Treating Aggressive MYC-Driven Cancers through CDK7 Inhibition
The Sharma Lab’s applied drug discovery research team identifies druggable targets to develop novel cancer treatments. The process begins with in silico structural modeling screens and biological assays to identify novel candidate small molecules. The top hits are further optimized and tested in both in vitro and in vivo models. This study explores CDK7 as a novel therapeutic target.

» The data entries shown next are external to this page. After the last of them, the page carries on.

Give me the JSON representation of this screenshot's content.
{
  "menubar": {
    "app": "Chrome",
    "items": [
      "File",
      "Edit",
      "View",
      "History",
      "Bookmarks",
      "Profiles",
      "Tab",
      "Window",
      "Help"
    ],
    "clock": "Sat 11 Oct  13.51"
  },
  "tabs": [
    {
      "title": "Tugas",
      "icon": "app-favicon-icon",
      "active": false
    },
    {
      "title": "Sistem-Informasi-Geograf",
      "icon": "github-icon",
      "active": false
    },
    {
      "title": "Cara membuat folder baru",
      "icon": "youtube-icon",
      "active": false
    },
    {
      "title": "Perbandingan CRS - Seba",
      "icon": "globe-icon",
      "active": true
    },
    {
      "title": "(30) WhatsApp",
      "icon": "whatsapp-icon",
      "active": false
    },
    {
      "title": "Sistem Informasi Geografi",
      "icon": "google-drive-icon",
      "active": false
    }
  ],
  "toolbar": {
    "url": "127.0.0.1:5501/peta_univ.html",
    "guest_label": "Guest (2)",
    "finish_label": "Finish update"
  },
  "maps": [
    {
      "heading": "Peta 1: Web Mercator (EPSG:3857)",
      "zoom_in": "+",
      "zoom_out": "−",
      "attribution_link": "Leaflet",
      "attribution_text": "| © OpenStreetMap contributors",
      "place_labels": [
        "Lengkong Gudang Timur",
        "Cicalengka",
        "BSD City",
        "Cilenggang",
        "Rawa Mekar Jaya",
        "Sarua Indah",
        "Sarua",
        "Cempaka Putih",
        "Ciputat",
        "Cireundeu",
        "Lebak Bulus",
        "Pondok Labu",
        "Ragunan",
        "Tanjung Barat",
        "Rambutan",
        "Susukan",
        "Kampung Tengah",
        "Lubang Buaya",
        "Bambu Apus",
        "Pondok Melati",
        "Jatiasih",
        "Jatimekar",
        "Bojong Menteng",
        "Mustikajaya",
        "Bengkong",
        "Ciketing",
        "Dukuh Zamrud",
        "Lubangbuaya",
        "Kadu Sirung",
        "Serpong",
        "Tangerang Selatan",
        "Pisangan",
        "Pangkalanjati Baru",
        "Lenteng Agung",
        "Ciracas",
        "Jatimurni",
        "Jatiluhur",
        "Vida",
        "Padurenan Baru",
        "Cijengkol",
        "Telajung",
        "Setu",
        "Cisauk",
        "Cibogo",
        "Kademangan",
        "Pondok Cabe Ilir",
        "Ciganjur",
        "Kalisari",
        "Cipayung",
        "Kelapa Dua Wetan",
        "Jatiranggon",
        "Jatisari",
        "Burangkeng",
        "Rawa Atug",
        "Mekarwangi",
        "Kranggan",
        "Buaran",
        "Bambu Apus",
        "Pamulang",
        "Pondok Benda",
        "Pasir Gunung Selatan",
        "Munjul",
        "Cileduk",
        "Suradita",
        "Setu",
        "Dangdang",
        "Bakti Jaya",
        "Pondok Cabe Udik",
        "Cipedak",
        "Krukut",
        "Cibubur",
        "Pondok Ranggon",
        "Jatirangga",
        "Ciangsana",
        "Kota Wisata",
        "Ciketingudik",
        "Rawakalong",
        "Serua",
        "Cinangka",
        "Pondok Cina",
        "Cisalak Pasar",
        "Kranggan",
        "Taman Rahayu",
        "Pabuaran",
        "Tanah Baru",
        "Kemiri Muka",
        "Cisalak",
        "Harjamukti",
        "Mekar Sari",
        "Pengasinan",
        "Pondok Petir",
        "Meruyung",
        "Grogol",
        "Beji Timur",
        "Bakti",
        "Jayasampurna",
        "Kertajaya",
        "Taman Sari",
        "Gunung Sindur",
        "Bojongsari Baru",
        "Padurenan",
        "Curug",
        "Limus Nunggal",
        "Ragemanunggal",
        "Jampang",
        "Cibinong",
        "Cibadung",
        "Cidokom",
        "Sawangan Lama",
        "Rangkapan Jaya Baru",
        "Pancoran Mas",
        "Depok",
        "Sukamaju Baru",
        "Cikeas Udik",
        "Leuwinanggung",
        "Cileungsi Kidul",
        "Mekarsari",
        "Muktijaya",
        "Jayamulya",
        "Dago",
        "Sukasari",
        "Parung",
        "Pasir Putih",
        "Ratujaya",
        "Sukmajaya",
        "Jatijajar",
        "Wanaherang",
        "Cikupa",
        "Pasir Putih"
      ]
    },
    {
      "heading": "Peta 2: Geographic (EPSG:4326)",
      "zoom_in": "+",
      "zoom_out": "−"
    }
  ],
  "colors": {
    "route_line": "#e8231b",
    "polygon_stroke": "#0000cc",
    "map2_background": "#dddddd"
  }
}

Deregulated expression of the MYC oncogene is a driving factor for many aggressive cancer types due to the MYC protein’s role in global transcription. Rather than targeting MYC directly, inhibiting CDK7, an upstream regulator of its transcription, has been shown to suppress MYC activity and lead to tumor regression. Previously developed CDK7 inhibitors are disadvantageous due to their non-reversibility and low efficacy. We developed a novel reversible inhibitor of CDK7, designated “TGN-1044”, and tested its effect as a cancer therapeutic in vitro through enzymatic and cell-based assays.
Our in vitro enzymatic activity assay results showed that TGN-1044 is a potent inhibitor of CDK7, with an IC50 of 78 nM. Cell viability assays in different pancreatic cancer lines with varying MYC expression showed TGN-1044’s ability to kill pancreatic cancer cells with IC50’s ranging from 61 to 508 nM. TGN-1044 satisfies many of the requirements our lab seeks from an ideal CDK7 inhibitor. The continued development of this CDK7 inhibitor will further our lab’s goal to treat cancers with high MYC expression.